More of The Same

Editorial

Around this time last year, we had argued in these same columns that 2022 would be a crucial year – wrongly, we should admit, but that was based on the premise that things could not get worse than they had been since the installation of the MSM-led government in November 2019. In fact, things have not only got worse, misgovernance and institutional dysfunctions have fallen to the lowest possible level and that could be equated with what obtains in the so-called banana republics, which by definition would mean a country run by a dictatorial regime supported by a handful of cronies, and that destroys state institutions for prolonged clinging to power.

The report of the judicial inquiry presided by Magistrate Vidya Mungroo-Jugurnauth, published by the media last October, says it all. Its detailed findings, namely the “abhorrent” conduct of the criminal investigations by the police and the latter’s ignorance of either the Magistrate’s or the DPP’s urgings to complete various aspects of their investigations into the murder of MSM activist Soopramanien Kistnen and its possible political motivations are a damming indictment of the state of governance or rather misgovernance that obtains in the country today.

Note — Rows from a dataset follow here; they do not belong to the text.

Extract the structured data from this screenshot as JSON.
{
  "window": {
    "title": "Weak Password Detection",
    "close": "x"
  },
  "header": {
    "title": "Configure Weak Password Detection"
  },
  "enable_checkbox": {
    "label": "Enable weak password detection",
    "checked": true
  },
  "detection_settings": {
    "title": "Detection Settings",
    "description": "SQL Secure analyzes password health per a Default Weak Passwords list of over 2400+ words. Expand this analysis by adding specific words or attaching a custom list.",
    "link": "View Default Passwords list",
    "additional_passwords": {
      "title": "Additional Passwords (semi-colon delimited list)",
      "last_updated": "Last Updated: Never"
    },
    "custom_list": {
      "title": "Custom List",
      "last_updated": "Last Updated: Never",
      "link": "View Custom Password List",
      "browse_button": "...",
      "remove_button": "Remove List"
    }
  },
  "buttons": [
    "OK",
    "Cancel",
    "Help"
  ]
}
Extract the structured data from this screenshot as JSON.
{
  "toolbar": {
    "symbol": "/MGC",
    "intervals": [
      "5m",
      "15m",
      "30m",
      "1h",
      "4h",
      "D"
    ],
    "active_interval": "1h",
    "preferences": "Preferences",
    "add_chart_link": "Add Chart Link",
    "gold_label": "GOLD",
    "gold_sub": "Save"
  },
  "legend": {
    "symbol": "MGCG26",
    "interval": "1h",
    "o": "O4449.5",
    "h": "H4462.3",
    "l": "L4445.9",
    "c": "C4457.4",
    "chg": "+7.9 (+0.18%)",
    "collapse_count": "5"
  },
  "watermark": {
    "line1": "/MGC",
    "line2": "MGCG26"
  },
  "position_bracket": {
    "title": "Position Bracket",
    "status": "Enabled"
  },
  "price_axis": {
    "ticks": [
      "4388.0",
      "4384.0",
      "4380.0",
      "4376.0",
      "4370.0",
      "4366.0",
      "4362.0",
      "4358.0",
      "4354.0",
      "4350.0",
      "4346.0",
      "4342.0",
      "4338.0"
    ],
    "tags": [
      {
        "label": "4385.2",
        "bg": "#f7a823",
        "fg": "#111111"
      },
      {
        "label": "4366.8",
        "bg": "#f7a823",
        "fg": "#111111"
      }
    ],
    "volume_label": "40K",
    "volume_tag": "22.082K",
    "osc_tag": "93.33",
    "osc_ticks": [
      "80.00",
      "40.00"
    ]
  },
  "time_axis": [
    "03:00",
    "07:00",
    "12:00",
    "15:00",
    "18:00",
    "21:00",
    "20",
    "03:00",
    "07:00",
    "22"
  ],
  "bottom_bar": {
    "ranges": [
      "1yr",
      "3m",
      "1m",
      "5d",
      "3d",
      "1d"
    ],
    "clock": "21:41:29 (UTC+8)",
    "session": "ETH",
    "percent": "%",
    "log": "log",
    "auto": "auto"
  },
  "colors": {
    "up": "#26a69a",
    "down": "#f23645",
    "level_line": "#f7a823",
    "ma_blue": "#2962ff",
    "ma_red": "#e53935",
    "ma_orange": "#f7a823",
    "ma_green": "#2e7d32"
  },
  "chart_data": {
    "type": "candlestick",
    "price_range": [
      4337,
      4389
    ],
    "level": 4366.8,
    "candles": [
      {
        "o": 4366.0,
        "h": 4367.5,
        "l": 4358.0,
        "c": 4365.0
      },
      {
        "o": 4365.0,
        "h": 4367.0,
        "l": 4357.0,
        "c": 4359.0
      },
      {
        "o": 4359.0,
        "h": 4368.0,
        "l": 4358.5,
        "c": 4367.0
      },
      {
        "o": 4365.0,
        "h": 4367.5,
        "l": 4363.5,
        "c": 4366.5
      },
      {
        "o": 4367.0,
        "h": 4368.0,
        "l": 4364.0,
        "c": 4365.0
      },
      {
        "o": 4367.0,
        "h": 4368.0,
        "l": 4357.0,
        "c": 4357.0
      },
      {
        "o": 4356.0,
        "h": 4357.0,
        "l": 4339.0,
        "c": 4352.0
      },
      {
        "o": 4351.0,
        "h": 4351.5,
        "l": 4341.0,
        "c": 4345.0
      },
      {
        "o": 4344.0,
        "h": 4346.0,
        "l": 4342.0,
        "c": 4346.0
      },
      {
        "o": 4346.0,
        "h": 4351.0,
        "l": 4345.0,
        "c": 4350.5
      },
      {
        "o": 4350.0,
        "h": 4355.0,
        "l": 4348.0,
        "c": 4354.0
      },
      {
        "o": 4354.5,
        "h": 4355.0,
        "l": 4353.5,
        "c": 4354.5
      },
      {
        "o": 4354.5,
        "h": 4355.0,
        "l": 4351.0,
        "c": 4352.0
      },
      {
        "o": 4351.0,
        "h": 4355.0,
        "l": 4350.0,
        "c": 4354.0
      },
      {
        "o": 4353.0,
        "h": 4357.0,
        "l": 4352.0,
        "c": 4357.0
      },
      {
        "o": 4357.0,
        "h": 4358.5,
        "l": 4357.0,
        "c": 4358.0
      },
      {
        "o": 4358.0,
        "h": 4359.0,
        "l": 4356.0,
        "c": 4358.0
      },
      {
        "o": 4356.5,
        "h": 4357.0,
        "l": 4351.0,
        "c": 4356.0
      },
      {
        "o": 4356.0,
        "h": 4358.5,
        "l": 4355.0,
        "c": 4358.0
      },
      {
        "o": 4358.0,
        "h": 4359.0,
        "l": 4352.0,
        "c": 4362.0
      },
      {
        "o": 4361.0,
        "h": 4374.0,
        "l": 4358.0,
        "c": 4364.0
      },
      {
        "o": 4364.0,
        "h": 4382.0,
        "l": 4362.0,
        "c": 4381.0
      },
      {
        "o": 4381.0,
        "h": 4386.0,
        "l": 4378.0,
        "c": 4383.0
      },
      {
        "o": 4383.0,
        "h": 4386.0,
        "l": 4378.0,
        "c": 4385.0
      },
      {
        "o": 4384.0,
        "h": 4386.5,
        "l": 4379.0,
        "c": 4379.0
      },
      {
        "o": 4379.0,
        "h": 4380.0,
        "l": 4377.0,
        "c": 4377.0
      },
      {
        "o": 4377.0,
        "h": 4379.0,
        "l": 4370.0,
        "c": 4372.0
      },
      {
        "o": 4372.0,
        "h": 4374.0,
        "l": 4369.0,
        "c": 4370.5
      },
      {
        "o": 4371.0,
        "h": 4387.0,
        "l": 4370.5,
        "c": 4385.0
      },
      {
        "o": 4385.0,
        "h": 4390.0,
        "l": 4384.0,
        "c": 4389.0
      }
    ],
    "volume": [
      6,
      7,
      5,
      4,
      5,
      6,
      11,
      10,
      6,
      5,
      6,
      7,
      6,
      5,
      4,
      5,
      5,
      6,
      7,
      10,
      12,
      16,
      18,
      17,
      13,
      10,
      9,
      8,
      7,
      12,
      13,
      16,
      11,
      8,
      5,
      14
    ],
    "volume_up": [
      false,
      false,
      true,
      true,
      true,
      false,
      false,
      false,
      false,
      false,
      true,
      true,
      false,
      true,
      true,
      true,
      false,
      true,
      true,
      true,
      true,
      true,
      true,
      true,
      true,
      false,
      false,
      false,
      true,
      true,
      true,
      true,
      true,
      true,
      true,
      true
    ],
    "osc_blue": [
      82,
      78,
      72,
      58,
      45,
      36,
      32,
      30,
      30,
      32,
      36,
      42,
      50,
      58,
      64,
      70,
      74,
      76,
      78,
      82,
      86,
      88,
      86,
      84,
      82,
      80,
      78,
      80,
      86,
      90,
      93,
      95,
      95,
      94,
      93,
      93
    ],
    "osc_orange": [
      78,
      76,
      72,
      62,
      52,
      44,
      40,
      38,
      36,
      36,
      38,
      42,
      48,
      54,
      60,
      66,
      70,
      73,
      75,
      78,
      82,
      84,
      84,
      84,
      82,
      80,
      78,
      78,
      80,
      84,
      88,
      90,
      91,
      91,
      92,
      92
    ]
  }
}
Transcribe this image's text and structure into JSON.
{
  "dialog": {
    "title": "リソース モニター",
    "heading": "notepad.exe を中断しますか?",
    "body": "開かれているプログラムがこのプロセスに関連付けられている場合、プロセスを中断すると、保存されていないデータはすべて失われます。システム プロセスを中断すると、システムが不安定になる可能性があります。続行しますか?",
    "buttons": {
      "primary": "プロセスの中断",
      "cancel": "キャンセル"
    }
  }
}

The rot is elsewhere as well. Besides the public perception of organised cover-ups in relation to cases that have shocked public opinion and the questionable methods employed to silence perceived adversaries, in particular a few lawyer-politicians and their close ones with drug trafficking charges, the track record of the anti-corruption agency, ICAC, points to an institution that in the public perception has been a costly failure paid for from public funds. It appears unable or unwilling to fulfil its mandate as prescribed by the law, as evidenced by its never-ending investigations into cases involving members of the government or those close to the political masters of the day. To the long list of earlier affairs where it is yet to be known where its inquiries stand, and the more recent ones relating to the highly controversial purchase of Molnupiravir, an oral antiviral treatment for Covid-19 at the cost of Rs 80M as well as the alleged fictitious employment of Simla Kistnen, it cannot be held that ICAC has demonstrated to this day any willingness or zeal to go to the bottom of these cases in an objective, impartial and timely manner.